The Times he Cheated Death

As a baby, birthweight three pounds.
Swaddled in cotton wool, wrapped in tinfoil
tucked up by the steaming kettle
his mother bringing both twins to ruddy health.

In the Coventry bombing, a taxi driver sped
Mother and sons out of town, to sleep among trees.
They returned next morning, found their father
weeping by the flattened house.

That time he nearly didn’t come back
the anaesthetic would not release him
and his twin collapsed on the Parade Ground
could not be roused.

Fighting back from the unfathomable stroke
that took his right side and so his running
his special joy yet also
gave him his art back

The final summer, pneumonias repeated pulmonary attacks
when he saw new dawns after doctors had given him up.
Suddenly to be gone, after an evening laughing with my little boys.
Grandsons who barely remember him now.

After Amanda Topping

Copyright © 2020 Kim Whysall-Hammond

A poem about my Dad, Trevor Whysall.


Dad was a twin, so identical
they were still mistaken for each other
into late middle age.
Which was always funny.

Dad was a runner,
running for sheer joy
so gracefully.
Keeping that joy into old age.

Dad was an artist,
an art school graduate who
gave it up to feed his family.
Only after his stroke did he paint once more.

Dad was a gardener,
after work  checking his beloved tomatoes
before he saw his wife and children.
“But they’re my tomatoes.” he would say – and we forgave him.

Dad loved the outdoors,
walking children and grandchildren across fields
to watch rabbits and deer.

Dad was a friend to all,
and interested in everything
“Who is Dad talking to now” we would cry.

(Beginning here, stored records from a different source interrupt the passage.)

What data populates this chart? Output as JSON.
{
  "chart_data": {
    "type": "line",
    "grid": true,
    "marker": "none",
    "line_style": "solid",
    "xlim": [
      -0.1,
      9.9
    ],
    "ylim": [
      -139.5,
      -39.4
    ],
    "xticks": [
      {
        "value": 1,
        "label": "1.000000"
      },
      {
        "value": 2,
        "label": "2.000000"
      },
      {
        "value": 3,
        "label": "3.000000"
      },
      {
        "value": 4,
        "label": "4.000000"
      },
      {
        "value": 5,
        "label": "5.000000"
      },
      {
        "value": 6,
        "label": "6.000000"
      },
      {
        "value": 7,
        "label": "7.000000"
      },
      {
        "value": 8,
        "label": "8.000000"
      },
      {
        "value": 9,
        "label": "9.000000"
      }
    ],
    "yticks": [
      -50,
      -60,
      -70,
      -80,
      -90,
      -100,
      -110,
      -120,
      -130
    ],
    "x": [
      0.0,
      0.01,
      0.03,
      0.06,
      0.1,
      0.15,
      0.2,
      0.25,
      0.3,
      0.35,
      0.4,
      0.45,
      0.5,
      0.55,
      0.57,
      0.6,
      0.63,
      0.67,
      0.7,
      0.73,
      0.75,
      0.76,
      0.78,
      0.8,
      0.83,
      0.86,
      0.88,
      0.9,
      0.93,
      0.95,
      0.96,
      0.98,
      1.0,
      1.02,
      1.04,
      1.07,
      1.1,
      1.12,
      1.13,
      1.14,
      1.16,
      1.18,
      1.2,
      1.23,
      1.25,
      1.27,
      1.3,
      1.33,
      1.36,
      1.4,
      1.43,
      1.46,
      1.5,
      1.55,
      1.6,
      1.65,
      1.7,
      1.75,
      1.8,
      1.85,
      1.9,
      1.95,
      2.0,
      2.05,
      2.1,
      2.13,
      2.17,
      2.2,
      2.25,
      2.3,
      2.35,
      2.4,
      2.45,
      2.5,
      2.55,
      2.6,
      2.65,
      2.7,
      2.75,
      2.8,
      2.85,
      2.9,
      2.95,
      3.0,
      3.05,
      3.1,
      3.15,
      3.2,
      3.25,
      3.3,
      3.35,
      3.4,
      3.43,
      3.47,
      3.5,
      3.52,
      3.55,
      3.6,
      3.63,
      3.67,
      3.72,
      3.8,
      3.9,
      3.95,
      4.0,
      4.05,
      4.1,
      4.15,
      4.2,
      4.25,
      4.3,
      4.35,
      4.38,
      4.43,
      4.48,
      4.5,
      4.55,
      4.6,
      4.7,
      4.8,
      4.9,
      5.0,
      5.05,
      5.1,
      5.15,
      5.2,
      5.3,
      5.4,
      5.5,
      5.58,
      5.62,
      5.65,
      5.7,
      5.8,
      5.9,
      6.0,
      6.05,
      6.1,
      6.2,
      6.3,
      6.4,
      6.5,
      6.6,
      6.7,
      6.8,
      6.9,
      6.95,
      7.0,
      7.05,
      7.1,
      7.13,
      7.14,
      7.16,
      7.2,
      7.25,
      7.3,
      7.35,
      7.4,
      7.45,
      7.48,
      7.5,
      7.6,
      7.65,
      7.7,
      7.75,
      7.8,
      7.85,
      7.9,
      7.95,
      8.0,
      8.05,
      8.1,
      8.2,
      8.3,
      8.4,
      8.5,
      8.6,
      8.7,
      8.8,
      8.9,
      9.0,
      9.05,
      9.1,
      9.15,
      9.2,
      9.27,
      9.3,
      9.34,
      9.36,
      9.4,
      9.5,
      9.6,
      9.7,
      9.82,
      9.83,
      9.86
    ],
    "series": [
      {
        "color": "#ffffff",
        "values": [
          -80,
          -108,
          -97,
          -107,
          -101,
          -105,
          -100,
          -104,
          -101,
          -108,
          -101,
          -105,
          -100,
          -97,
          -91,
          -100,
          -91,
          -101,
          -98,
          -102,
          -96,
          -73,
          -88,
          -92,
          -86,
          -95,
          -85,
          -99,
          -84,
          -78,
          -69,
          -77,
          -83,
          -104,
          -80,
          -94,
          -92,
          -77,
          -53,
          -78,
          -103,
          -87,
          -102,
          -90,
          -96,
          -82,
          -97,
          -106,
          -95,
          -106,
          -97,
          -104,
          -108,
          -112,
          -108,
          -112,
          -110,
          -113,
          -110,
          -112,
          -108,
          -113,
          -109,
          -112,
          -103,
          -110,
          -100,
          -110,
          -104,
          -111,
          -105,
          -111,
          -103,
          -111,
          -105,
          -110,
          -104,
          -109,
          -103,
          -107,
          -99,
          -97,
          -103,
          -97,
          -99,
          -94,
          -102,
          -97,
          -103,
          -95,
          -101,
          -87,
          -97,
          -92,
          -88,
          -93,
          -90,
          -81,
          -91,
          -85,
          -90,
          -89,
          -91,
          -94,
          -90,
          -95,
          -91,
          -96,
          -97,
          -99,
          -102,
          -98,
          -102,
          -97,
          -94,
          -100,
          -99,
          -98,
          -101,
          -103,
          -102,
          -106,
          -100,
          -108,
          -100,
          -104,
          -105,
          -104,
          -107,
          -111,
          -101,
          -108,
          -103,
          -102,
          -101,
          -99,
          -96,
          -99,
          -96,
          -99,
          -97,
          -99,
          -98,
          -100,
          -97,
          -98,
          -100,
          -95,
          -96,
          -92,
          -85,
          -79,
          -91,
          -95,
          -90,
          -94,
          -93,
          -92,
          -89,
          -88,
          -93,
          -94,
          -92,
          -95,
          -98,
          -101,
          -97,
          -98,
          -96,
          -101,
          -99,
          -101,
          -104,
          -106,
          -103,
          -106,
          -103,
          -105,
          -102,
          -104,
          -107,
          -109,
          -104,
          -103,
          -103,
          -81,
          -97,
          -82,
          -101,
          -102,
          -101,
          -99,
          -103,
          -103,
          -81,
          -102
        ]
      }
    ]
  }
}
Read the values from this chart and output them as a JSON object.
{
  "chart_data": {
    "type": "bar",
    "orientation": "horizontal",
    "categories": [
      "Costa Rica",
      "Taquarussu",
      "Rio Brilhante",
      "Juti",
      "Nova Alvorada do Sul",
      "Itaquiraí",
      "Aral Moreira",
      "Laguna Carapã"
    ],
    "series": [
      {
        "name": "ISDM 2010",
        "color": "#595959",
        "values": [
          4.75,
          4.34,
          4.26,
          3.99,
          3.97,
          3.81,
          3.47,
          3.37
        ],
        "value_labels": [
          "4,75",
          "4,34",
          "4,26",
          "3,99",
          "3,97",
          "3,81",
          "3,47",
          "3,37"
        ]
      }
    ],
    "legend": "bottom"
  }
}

We lost him at at a stately home,
found him and Lord Bath discussing crockery
in the formal dining room.

Dad was a family man,
He loved his wife, children, grandchildren so much.
Everyone who met him found a new friend.

We will watch his grandchildren grow
Who is the runner? Who the artist? Who is the friend?
May they all be as kind.

And we will all remember his smile.

Copyright © 2019 Kim Whysall-Hammond

For Trevor William Whysall, 1930 – 2005

This was my eulogy at Dad’s funeral in 2005. His grandchildren are all mostly grown up now. Art, sports, love and kindness feature largely in each of their lives. I am proud of them all. He would be too.